Tijdens de mondelinge behandeling op 14 november 1996 werd de vraag behandeld of de landarbeiders die voor de belanghebbende werkten, in privaatrechtelijke dienstbetrekking stonden. Het Hof oordeelde dat de landarbeiders, die per uur werden betaald en geen loonheffing hadden ontvangen, niet zelfstandig werkten, maar in dienst van de belanghebbende. Het Hof concludeerde dat er sprake was van een arbeidsovereenkomst naar burgerlijk recht, en dat de landarbeiders in de zin van de Wet op de loonbelasting 1964 tot de belanghebbende in privaatrechtelijke dienstbetrekking stonden. De uitspraak van de Inspecteur werd bevestigd, en het beroep van de belanghebbende werd ongegrond verklaard.

Uitspraak

GERECHTSHOF TE 's-GRAVENHAGE,
tweede meervoudige belastingkamer.
27 februari 1997
nummer 96/2062
UITSPRAAK
op het beroep van X te Z tegen de uitspraak van de Inspecteur, het hoofd van de eenheid Belastingdienst Particulie-ren/Ondernemingen P, betreffende na te noemen naheffingsaan-slag.
1. Naheffingsaanslag en bezwaar
Aan belanghebbende is over het tijdvak 1 januari 1991 tot en met 31 december 1991 een naheffingsaanslag in de loonbelasting en de premie volksverzekeringen opgelegd ten bedrage van / 30.468 aan enkelvoudige belasting zonder verhoging.
Deze naheffingsaanslag is, na daartegen door belanghebbende gemaakt bezwaar, door de Inspecteur bij de bestreden uitspraak gehandhaafd.
2. Loop van het geding
Belanghebbende is tegen de bovenvermelde uitspraak in beroep gekomen bij het Gerechtshof te Amsterdam.

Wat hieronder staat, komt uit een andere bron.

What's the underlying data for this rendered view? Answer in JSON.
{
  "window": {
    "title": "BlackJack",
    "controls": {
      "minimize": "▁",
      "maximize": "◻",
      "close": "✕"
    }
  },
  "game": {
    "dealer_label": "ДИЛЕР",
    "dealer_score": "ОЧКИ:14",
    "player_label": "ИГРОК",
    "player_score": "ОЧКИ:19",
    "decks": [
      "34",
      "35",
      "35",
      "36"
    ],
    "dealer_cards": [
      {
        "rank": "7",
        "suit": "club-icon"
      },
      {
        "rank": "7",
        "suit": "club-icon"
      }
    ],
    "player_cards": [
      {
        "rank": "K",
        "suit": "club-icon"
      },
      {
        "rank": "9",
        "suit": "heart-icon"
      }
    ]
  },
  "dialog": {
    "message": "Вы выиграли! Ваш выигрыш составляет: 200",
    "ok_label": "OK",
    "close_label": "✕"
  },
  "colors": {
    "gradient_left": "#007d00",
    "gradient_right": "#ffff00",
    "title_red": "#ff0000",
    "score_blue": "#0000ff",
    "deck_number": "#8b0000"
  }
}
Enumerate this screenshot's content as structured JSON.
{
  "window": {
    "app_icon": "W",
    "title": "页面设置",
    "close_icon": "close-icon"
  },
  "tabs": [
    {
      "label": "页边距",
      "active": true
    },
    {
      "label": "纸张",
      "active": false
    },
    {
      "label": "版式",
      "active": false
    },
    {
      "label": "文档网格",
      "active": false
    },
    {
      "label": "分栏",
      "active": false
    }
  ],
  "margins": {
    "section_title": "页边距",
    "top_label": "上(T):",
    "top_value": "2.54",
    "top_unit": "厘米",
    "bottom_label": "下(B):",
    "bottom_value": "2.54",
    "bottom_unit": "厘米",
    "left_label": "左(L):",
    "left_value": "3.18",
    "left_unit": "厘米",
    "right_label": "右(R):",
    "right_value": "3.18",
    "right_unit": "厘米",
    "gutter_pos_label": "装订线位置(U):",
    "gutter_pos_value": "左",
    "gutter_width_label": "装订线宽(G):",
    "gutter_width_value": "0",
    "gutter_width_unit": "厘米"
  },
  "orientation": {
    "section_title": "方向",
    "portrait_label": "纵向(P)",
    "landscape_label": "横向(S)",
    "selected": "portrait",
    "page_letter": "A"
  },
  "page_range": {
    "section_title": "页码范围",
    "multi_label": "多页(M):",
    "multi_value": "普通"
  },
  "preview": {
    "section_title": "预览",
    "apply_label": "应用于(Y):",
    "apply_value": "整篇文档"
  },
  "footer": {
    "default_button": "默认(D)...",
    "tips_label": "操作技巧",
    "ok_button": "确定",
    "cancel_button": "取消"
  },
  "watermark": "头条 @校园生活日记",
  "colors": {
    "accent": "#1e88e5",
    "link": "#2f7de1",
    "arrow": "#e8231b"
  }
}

Dit Hof heeft bij uitspraak van 8 februari 1995 de uitspraak van de Inspecteur vernietigd en de naheffingsaanslag verminderd tot een bedrag van / 17.122. Tevens heeft het Hof de Inspecteur veroordeeld in de proceskosten van belanghebbende en hem gelast aan be-langhebbende het griffierecht te vergoeden.
Zowel belanghebbende als de Staatssecretaris van Financiën hebben tegen deze uitspraak van het Gerechtshof te Amsterdam beroep in cassatie ingesteld.
Bij arrest van 17 april 1996, nummer 31 112, onder meer gepu-bliceerd in BNB 1996/278*, heeft de Hoge Raad het beroep van belanghebbende verworpen en op het beroep van de Staatssecre-taris van Financiën de uitspraak van het Hof vernietigd, be-houdens de beslissing omtrent het griffierecht, en het geding verwezen naar het Gerechtshof te 's-Gravenhage (hierna: het Hof) ter verdere behandeling en beslissing der zaak in meer-voudige kamer met inachtneming van dit arrest.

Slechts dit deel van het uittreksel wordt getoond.